= Spelling of disc =

Disc vs. disk

Disc and disk are both variants of the English word for objects of a generally thin and cylindrical geometry. The differences in spelling correspond with regional differences and different senses of the word. For example, in the case of flat, rotational data storage media, the convention is that disk is used for magnetic storage (e.g., hard disks), while disc is used for optical storage (e.g., compact discs, better known as CDs). When there is no clear convention, disk is more popular in American English, while disc is more popular in British English.

==Disk==
The earlier word is disk, which came into the English language in the middle of the 17th century. In the 19th century, disk became the conventional spelling for audio recordings made on a flat plate, such as the gramophone record. Early BBC technicians differentiated between disks (in-house transcription records) and discs (the colloquial term for commercial gramophone records, or what the BBC called CGRs).

== UK versus US ==
By the 20th century, the k spelling became more popular in the United States, while the c spelling was preferred in the UK. In the 1950s, when the American company IBM pioneered the first hard disk drive storage devices, it used the k spelling. Consequently, in computer terminology today, it is common for disk to refer mainly to magnetic storage devices (particularly in British English, where the term is sometimes regarded as a contraction of diskette, a much later word which derived from disk). Kodak's 1982 disc film used the c spelling. The RISC OS, developed by the British Acorn Computers in 1987, and which was subsequently forked when Acorn stopped working on it, uses disc for magnetic media.

==Computer discs==
Some latter-day competitors to IBM prefer the c spelling. In 1979, Philips and Sony developed and trademarked the compact disc using the c spelling; it is now used consistently for optical media such as the compact disc and similar technologies.

==Medical editing==
Disc and disk appear frequently in medical journals and textbooks, especially those in ophthalmology and orthopedics. Style guides often enforce consistency by specifying which contexts take which spelling, such as the AMA Manual of Style, which is used by many publications.
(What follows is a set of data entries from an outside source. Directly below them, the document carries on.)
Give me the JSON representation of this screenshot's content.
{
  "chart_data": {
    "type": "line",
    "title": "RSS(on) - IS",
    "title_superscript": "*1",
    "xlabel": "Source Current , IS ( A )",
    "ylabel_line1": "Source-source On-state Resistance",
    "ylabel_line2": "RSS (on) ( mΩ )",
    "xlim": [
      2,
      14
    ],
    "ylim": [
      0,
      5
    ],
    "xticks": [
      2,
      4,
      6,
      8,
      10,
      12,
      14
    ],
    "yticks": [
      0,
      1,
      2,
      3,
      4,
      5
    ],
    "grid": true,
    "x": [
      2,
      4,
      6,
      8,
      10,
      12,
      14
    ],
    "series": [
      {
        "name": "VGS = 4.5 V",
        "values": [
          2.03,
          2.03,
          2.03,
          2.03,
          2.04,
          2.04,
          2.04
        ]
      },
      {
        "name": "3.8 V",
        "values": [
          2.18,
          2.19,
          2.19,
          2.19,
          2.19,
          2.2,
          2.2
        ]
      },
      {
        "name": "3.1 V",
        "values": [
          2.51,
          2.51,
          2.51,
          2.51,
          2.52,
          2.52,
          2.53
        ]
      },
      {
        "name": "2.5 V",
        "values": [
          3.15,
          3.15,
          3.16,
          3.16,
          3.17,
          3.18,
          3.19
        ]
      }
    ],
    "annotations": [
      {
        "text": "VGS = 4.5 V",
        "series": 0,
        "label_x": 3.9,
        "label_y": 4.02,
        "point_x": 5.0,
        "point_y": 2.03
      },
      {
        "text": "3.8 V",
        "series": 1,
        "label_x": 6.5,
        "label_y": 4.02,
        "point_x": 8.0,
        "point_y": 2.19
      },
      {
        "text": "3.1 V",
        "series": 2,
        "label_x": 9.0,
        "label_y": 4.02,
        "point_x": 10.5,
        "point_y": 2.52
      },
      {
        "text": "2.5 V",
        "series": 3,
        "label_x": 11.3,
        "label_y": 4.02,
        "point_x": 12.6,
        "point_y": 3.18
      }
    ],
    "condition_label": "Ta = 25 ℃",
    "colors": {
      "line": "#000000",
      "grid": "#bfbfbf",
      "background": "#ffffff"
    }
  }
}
It states, "For ophthalmologic terms, use disc (e.g., optic disc); for other anatomical terms, use disk (e.g., lumbar disk). In discussions related to computers, use disk (e.g., floppy disk, disk drive, diskette) (exceptions: compact disc, videodisc)."

==Sports==
Disc sports, or disc games, are a category of activities which involve throwing and/or catching a flying disc. Participants of disc sports consistently use the c spelling when describing the sports equipment used in these activities, which includes team sports such as ultimate or individual sports such as disc golf. This is a parallel to the spelling of discus, the flat and round weight thrown in the track and field sport discus throw.